A Minimally Invasive Alternative to Open Heart Surgery (video)

TAVR now available to most patients with aortic stenosis

TAVR now available to most patients with aortic stenosis

Every year, approximately 300,000 people in the United States need heart valve replacement surgery to treat severe aortic valve stenosis, a condition which can lead to heart failure. However, many of them may now have another option: transcatheter aortic valve replacement (TAVR). Previously restricted to patients whose risk of complications prevented them from having open heart surgery, TAVR received FDA approval in August for use with all stenosis patients regardless of their risk levels.

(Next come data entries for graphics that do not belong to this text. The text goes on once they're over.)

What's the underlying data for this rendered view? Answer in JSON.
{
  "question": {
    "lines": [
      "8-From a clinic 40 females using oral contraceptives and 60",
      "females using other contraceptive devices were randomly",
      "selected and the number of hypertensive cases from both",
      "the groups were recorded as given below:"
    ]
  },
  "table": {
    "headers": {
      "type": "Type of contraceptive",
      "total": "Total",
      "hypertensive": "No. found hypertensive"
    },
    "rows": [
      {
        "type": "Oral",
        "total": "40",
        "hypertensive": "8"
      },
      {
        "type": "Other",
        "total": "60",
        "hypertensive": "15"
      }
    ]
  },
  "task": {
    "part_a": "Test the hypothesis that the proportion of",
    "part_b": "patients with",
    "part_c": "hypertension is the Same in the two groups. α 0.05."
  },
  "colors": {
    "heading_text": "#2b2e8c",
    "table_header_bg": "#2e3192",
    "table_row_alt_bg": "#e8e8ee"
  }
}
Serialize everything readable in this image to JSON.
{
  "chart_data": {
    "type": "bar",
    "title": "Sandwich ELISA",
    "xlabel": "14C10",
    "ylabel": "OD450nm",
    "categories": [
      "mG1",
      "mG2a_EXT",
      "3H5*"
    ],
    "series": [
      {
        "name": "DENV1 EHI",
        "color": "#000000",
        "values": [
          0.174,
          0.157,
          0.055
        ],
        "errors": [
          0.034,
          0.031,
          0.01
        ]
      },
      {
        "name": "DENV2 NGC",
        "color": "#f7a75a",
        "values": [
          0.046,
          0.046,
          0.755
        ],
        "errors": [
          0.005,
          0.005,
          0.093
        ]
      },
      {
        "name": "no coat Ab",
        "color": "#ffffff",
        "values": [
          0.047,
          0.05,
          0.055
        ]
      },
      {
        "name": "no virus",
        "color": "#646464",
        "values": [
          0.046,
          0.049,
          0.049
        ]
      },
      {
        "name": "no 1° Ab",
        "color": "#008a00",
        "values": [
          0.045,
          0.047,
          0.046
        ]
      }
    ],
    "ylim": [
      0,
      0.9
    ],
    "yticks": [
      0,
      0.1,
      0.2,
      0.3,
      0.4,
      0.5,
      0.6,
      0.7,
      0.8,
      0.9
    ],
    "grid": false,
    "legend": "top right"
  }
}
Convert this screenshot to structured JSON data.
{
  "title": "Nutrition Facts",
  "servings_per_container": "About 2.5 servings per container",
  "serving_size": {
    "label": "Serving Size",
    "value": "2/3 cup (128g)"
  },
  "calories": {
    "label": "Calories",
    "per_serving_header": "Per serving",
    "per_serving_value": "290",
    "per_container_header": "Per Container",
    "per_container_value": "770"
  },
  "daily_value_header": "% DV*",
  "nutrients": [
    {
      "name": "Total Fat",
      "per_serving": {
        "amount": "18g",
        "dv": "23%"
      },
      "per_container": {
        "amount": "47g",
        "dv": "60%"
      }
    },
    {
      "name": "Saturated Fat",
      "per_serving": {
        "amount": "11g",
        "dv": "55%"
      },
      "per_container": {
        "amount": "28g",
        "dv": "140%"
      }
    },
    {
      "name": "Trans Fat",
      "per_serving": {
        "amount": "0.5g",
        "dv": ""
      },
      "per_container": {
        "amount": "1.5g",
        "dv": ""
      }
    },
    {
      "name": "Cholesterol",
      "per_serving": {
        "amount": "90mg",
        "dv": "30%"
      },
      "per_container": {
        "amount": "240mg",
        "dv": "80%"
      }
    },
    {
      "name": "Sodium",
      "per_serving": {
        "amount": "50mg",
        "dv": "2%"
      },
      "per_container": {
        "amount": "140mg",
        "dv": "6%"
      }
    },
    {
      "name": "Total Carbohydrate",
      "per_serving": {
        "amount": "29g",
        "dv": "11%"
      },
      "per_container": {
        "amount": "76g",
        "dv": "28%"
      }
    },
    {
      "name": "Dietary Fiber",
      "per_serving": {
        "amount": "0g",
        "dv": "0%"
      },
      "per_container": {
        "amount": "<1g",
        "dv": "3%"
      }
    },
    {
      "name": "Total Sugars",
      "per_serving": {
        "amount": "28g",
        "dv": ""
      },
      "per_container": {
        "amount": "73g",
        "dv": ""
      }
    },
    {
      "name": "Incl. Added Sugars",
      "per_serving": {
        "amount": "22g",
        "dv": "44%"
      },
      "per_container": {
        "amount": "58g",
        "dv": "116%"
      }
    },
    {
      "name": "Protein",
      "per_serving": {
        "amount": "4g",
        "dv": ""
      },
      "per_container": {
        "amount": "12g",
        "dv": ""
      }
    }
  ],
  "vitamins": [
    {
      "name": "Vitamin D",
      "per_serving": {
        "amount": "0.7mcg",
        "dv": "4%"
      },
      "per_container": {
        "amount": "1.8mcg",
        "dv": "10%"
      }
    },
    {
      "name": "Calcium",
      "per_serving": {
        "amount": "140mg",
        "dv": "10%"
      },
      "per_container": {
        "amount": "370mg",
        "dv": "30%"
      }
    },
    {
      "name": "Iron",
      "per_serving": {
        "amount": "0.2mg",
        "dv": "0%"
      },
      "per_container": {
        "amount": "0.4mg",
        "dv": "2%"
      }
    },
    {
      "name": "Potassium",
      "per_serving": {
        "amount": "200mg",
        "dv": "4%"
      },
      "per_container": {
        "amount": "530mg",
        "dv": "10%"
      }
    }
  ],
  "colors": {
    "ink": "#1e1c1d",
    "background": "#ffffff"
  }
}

In this video, San Diego Health host Susan Taylor talks with Paul Teirstein, MD, chief of cardiology at Scripps Clinic in La Jolla and medical director of the Prebys Cardiovascular Institute, about TAVR surgery and who may benefit from it.

What is aortic valve stenosis?

Every time your heart pumps, it sends blood out to your body through your aortic valve. The valve then closes to prevent blood from coming back into the heart. If the aortic valve becomes narrowed or weakened, it restricts the flow of blood out to your body and keeps too much blood in your heart. This forces the heart to work harder than it should. Over time, this can cause problems including shortness of breath, fatigue and even heart failure.


Dr. Teirstein says the problem most often begins in older people. “The valve becomes worn out or calcified, and it doesn’t open all the way, and the patient may feel a little short of breath,” he says. “But then over five or ten years, it’s opening maybe only 20 percent and it gets very hard for the blood to leave the heart. The heart gets enlarged, and the patient usually feels very short of breath.”


By age 80, almost 10 percent of people have aortic stenosis. Without treatment, it may lead to heart failure.

Open heart surgery vs. TAVR

Traditionally, stenosis treatment involves open heart surgery to remove the damaged valve and replace it with a new one. Patients generally spend four or five days in the hospital, and full recovery could take several months. Because many stenosis patients are older or may have other health issues, they may not be able to undergo such a major surgery.


In 2007, Dr. Teirstein participated in a nationwide clinical trial at Scripps to test TAVR as an alternative to open heart surgery for aortic stenosis. Instead of making a large incision across the chest and breaking the breastbone to access the heart and replace the valve, TAVR requires just a tiny needle hole, usually in a leg artery. Guided by X-ray technology, the surgeon inserts the new valve into the artery, passes it up to the heart and precisely inserts it inside the old valve. The replacement valve begins to work right away.


TAVR is much simpler and far less invasive than open heart surgery. There is no incision, so recovery time is much faster; patients usually spend only one night in the hospital and are able to resume most activities the next day. Like any procedure, TAVR has risks, but they are low.


“TAVR has transformed patients' lives,” says Dr. Teirstein. “The patients feel about 10 years younger on average, and they can breathe again.”

Teamwork is key to success

Scripps cardiology teams have performed about 2,000 TAVR procedures to date. More than 400 patients have a TAVR procedure each year and, now that it has been approved for all aortic stenosis patients, that number is likely to increase. While not everyone with stenosis may be a candidate for TAVR, the exceptions are rare and usually involve other health problems. Scripps TAVR teams evaluate each candidate to determine if the procedure is appropriate.


“Randomized studies have found TAVR outperformed the open chest procedure in low risk patients, and I believe it will be the usual way we treat patients with aortic stenosis in the future,” says Dr. Teirstein. “Down the road I see a lot of new incredible medical advances especially with respect to the heart.”